According to Conor Geraghty, MVB Cert DHH, Chair, Veterinary Ireland Medicines Working Group “to address the issue of resistance we must ensure that the right product is given to the right animals at the right time, that refugia is maintained through selective, targeted treatments and that parasite control becomes a planned farm-specific procedure. The gateway to this outcome is through proper, scientific, farm-specific advice from the farmers’ vet where a Client-Patient-Practice- Relationship (CCPR) is in existence. This advice must be ongoing and monitored, take account of farm specific issues such as epidemiology, pharmacology, the clinical picture, stocking densities, buying policy and local factors.”
Reduced cost to farmers from reduced use
“Proper tailored advice from the farmers’ own veterinary practitioner (in the context of a Client-Patient-Practice-Relationship) will result in farmers using less antiparasitic veterinary medicines resulting in savings to farmers and improved farm productivity and profit while addressing resistance,” according to Geraghty.
1 Keane et al., High level of treatment failure with commonly used anthelmintics on Irish sheep farms. Ir Vet J 67, 16 (2014)
2 Kelleher et al., Anthelmintic resistance among gastrointestinal nematodes of cattle on dairy calf to beef farms in Ireland. Ir Vet J 73, 12 (2020)
3 Lungworm in dairy cows with suspected failure of previous pour-on anthelmintic treatment. Vet Record (2022)
“These medicines are precious resources to be used prudently for the preservation of human, animal and environmental health and should not be treated as input commodities,” said Kate O’Dwyer, Chair of the Veterinary Ireland Food Animal Interest Group.

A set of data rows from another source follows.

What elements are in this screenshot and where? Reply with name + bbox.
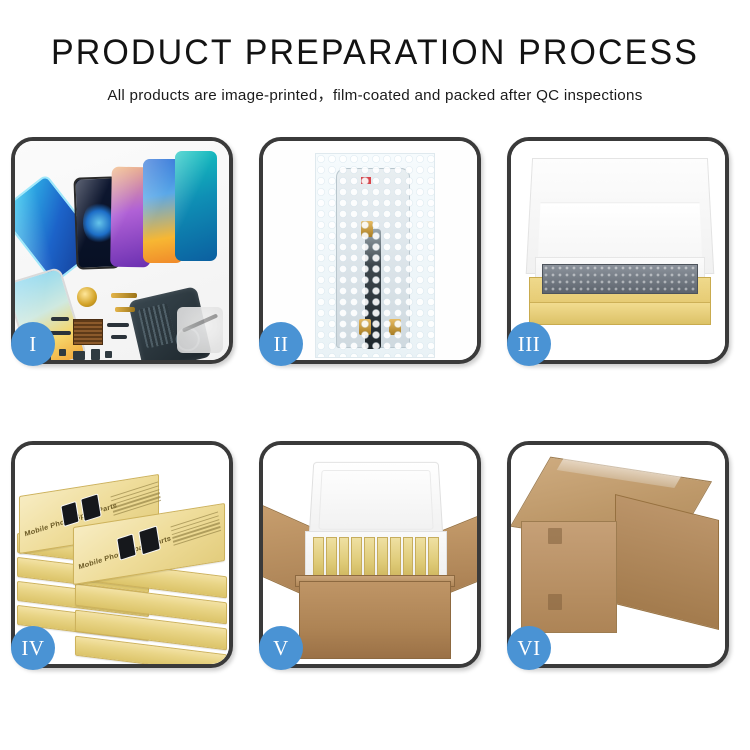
gold-box-tray-icon	[529, 277, 711, 325]
step-badge-6: VI	[507, 626, 551, 670]
bubble-wrapped-item-icon	[542, 264, 698, 294]
process-step-panel-2: II Screen assembly sealed in bubble wrap…	[259, 137, 481, 364]
step-badge-5: V	[259, 626, 303, 670]
infographic-page: PRODUCT PREPARATION PROCESS All products…	[0, 0, 750, 750]
gold-boxes-inside-icon	[313, 537, 439, 579]
step-badge-1: I	[11, 322, 55, 366]
carton-face-icon	[521, 521, 617, 633]
chip-array-icon	[73, 319, 103, 345]
step-badge-4: IV	[11, 626, 55, 670]
process-step-panel-4: Mobile Phone Spare Parts Mobile Phone Sp…	[11, 441, 233, 668]
process-step-panel-6: VI Sealed and taped shipping carton	[507, 441, 729, 668]
step-badge-3: III	[507, 322, 551, 366]
page-subtitle: All products are image-printed，film-coat…	[0, 83, 750, 105]
phone-teal-icon	[175, 151, 217, 261]
speaker-coil-icon	[77, 287, 97, 307]
repair-tool-icon	[177, 307, 223, 353]
process-step-grid: I Mobile phone screens and spare compone…	[11, 137, 739, 668]
box-stack-icon: Mobile Phone Spare Parts Mobile Phone Sp…	[17, 463, 229, 659]
header: PRODUCT PREPARATION PROCESS All products…	[0, 0, 750, 105]
process-step-panel-5: V Boxes packed into foam-lined shipping …	[259, 441, 481, 668]
bubble-wrap-bag-icon	[315, 153, 435, 358]
page-title: PRODUCT PREPARATION PROCESS	[11, 33, 739, 73]
carton-front-icon	[299, 581, 451, 659]
process-step-panel-1: I Mobile phone screens and spare compone…	[11, 137, 233, 364]
step-badge-2: II	[259, 322, 303, 366]
process-step-panel-3: III Item placed in foam-lined gold retai…	[507, 137, 729, 364]
foam-lid-icon	[309, 462, 444, 539]
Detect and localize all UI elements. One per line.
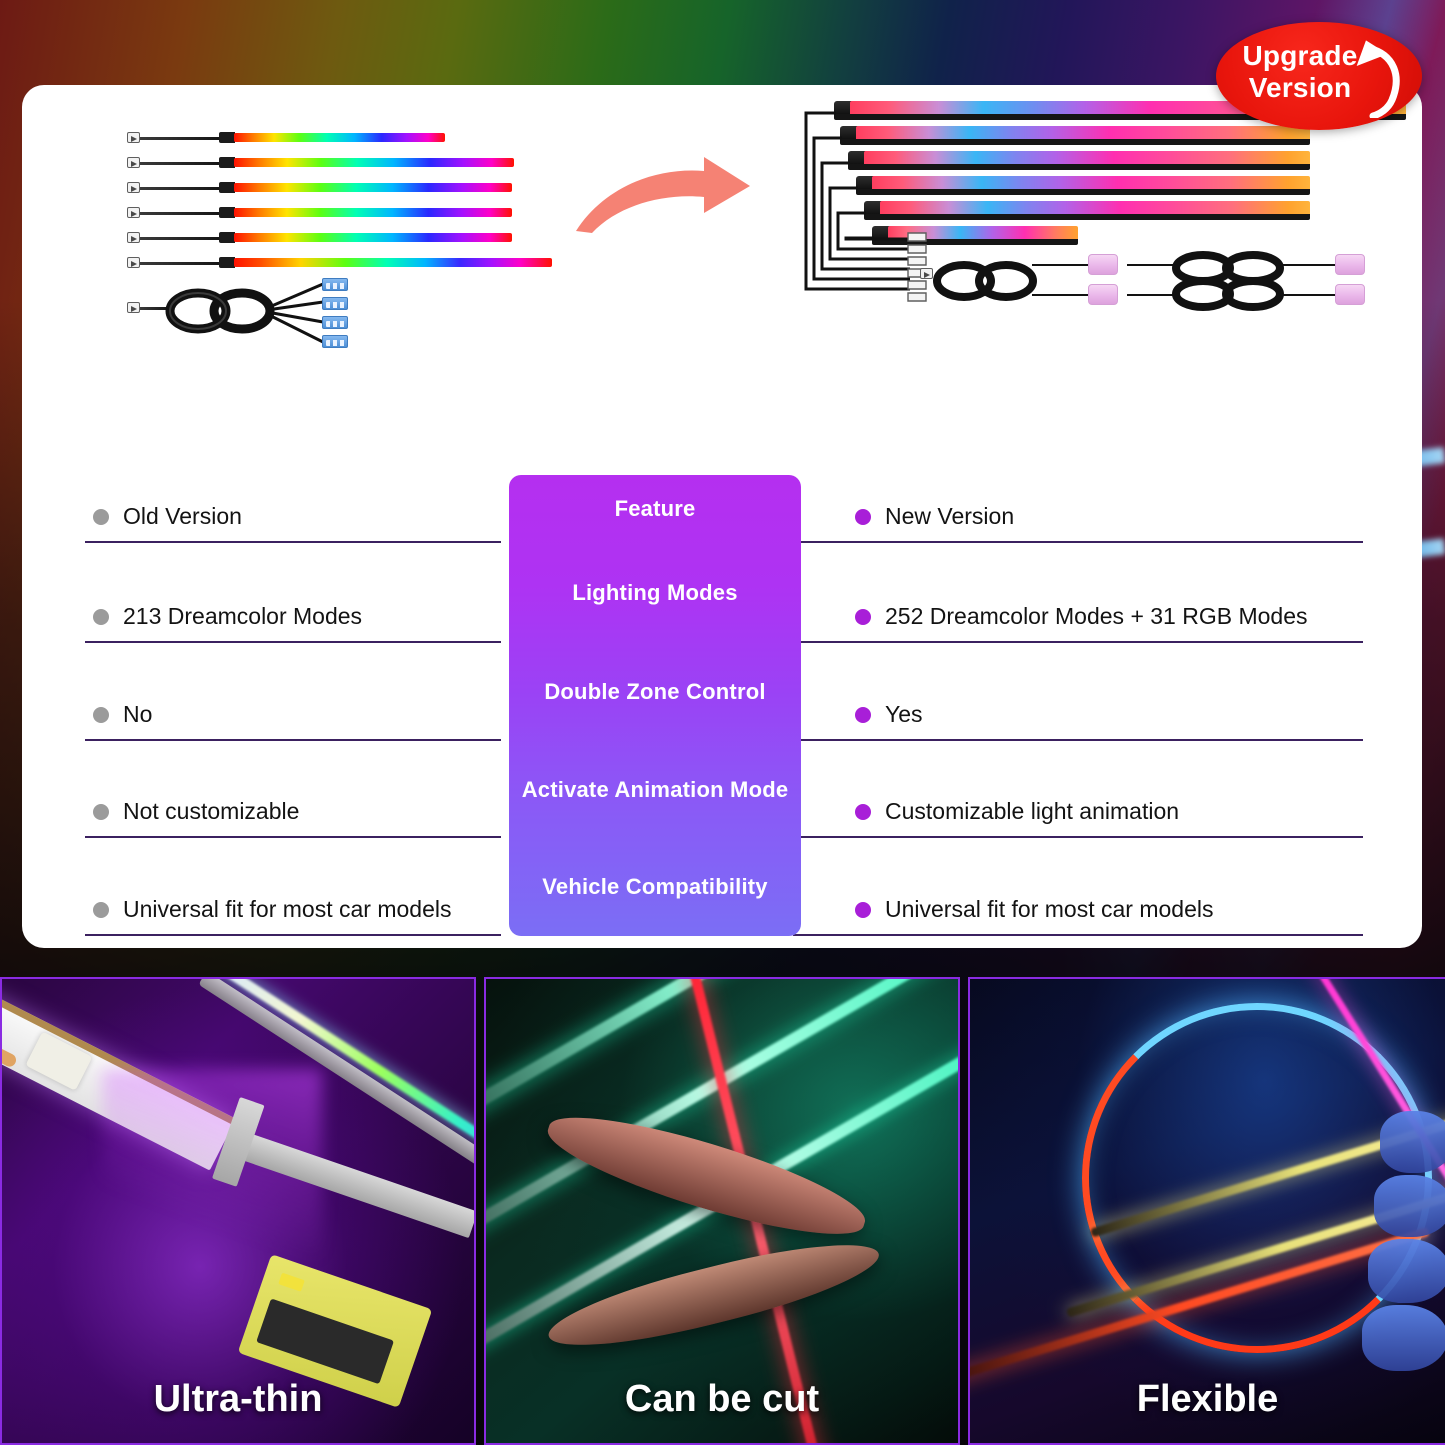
feature-panels: Ultra-thin Can be cut xyxy=(0,977,1445,1445)
connector-module xyxy=(322,278,348,291)
feature-panel-flexible: Flexible xyxy=(968,977,1445,1445)
coiled-cable-icon xyxy=(1171,250,1287,312)
row-new-cell: 252 Dreamcolor Modes + 31 RGB Modes xyxy=(793,603,1363,643)
row-new-value: 252 Dreamcolor Modes + 31 RGB Modes xyxy=(885,603,1308,630)
product-diagram xyxy=(22,85,1422,475)
plug-icon xyxy=(127,302,140,313)
wire-terminal-tips-icon xyxy=(904,229,934,305)
feature-cell-animation: Activate Animation Mode xyxy=(509,741,801,838)
feature-panel-can-be-cut: Can be cut xyxy=(484,977,960,1445)
connector-module xyxy=(322,316,348,329)
connector-module xyxy=(1335,284,1365,305)
connector-module xyxy=(322,297,348,310)
lead-wire xyxy=(140,162,223,165)
harness-fanout-icon xyxy=(265,278,327,350)
connector-module xyxy=(322,335,348,348)
new-version-dot-icon xyxy=(855,509,871,525)
upgrade-version-badge: Upgrade Version xyxy=(1216,22,1422,130)
header-old-label: Old Version xyxy=(123,503,242,530)
feature-column: Feature Lighting Modes Double Zone Contr… xyxy=(509,475,801,936)
row-old-value: 213 Dreamcolor Modes xyxy=(123,603,362,630)
strip-end-cap xyxy=(219,182,235,193)
finger xyxy=(1380,1111,1445,1173)
lead-wire xyxy=(140,212,223,215)
lead-wire xyxy=(140,137,223,140)
row-old-value: Not customizable xyxy=(123,798,299,825)
new-version-dot-icon xyxy=(855,902,871,918)
row-old-cell: 213 Dreamcolor Modes xyxy=(85,603,501,643)
infographic-root: Upgrade Version xyxy=(0,0,1445,1445)
plug-icon xyxy=(127,232,140,243)
row-new-cell: Customizable light animation xyxy=(793,798,1363,838)
panel-caption: Can be cut xyxy=(486,1378,958,1421)
old-version-dot-icon xyxy=(93,804,109,820)
old-version-dot-icon xyxy=(93,707,109,723)
feature-cell-lighting: Lighting Modes xyxy=(509,543,801,643)
panel-caption: Ultra-thin xyxy=(2,1378,474,1421)
feature-cell-zone: Double Zone Control xyxy=(509,643,801,741)
row-new-value: Customizable light animation xyxy=(885,798,1179,825)
row-old-value: Universal fit for most car models xyxy=(123,896,451,923)
plug-icon xyxy=(127,257,140,268)
plug-icon xyxy=(127,132,140,143)
row-old-cell: No xyxy=(85,701,501,741)
row-old-value: No xyxy=(123,701,152,728)
comparison-card: Feature Lighting Modes Double Zone Contr… xyxy=(22,85,1422,948)
coiled-cable-icon xyxy=(165,280,275,342)
header-old-version: Old Version xyxy=(85,503,501,543)
new-version-kit xyxy=(792,93,1412,443)
lead-wire xyxy=(140,237,223,240)
curved-arrow-right-icon xyxy=(570,153,756,237)
feature-cell-vehicle: Vehicle Compatibility xyxy=(509,838,801,936)
lead-wire xyxy=(140,262,223,265)
row-old-cell: Universal fit for most car models xyxy=(85,896,501,936)
row-new-value: Yes xyxy=(885,701,923,728)
connector-module xyxy=(1335,254,1365,275)
finger xyxy=(1362,1305,1445,1371)
lead-wire xyxy=(140,187,223,190)
strip-end-cap xyxy=(219,132,235,143)
strip-end-cap xyxy=(219,232,235,243)
feature-panel-ultra-thin: Ultra-thin xyxy=(0,977,476,1445)
new-version-dot-icon xyxy=(855,609,871,625)
old-version-dot-icon xyxy=(93,609,109,625)
row-new-cell: Universal fit for most car models xyxy=(793,896,1363,936)
plug-icon xyxy=(127,157,140,168)
old-version-dot-icon xyxy=(93,509,109,525)
plug-icon xyxy=(127,207,140,218)
strip-end-cap xyxy=(219,207,235,218)
connector-module xyxy=(1088,254,1118,275)
strip-end-cap xyxy=(219,257,235,268)
old-version-kit xyxy=(117,110,537,410)
coiled-cable-icon xyxy=(932,252,1038,310)
row-new-cell: Yes xyxy=(793,701,1363,741)
feature-header-cell: Feature xyxy=(509,475,801,543)
old-version-dot-icon xyxy=(93,902,109,918)
row-old-cell: Not customizable xyxy=(85,798,501,838)
panel-caption: Flexible xyxy=(970,1378,1445,1421)
new-version-dot-icon xyxy=(855,707,871,723)
finger xyxy=(1374,1175,1445,1237)
curved-arrow-up-icon xyxy=(1346,38,1408,118)
header-new-label: New Version xyxy=(885,503,1014,530)
header-new-version: New Version xyxy=(793,503,1363,543)
strip-end-cap xyxy=(219,157,235,168)
row-new-value: Universal fit for most car models xyxy=(885,896,1213,923)
new-version-dot-icon xyxy=(855,804,871,820)
connector-module xyxy=(1088,284,1118,305)
plug-icon xyxy=(127,182,140,193)
wire-bundle-icon xyxy=(792,107,922,297)
finger xyxy=(1368,1239,1445,1303)
comparison-table: Feature Lighting Modes Double Zone Contr… xyxy=(85,475,1363,936)
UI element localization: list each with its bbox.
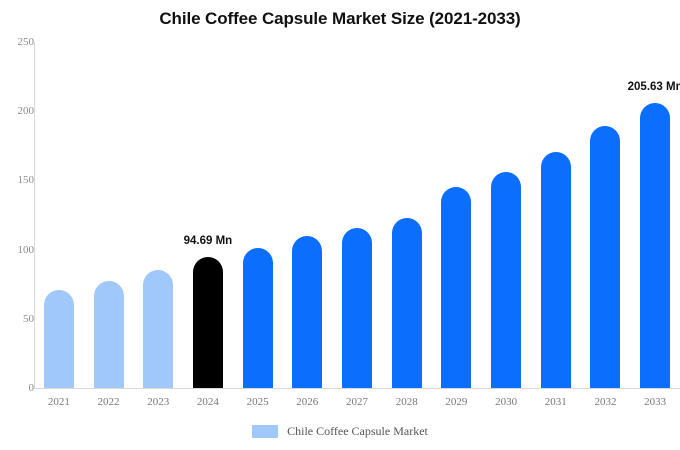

“We need to follow European and international best practice because failing to do so could risk Ireland’s reputation as a food producing country,” according to O’Dwyer.
At the Veterinary Ireland AGM & Conference on the 25th November 2022, the Minister for Agriculture, Food and the Marine, Charlie McConalogue, T.D. is on record to have said that the worrying development of APR (antiparasitic resistance) threatens the sustainability of our grass-based production model, with potentially devastating impacts on animal health and welfare and can result in production losses in food-producing species, presenting a challenge for food security.
At the AGM the Minister stated: “This year my Department introduced a TASAH (Targeted Advisory Service on Animal Health) programme to specifically focus on parasite control on farms. This programme reinforced the value of veterinary expertise in successfully controlling parasites at farm level,” said Minister McConalogue. “Anthelmintic resistance is a complex problem and as management practices and risk factors vary markedly between farms, there is huge value in tailored veterinary advice.”
According to Geraghty, “it is vital that the Minister continues a science based and internationally credible approach to addressing the issue of anthelmintic resistance. This is to the ultimate benefit of the farming community and also human and animal health in the One Health context.”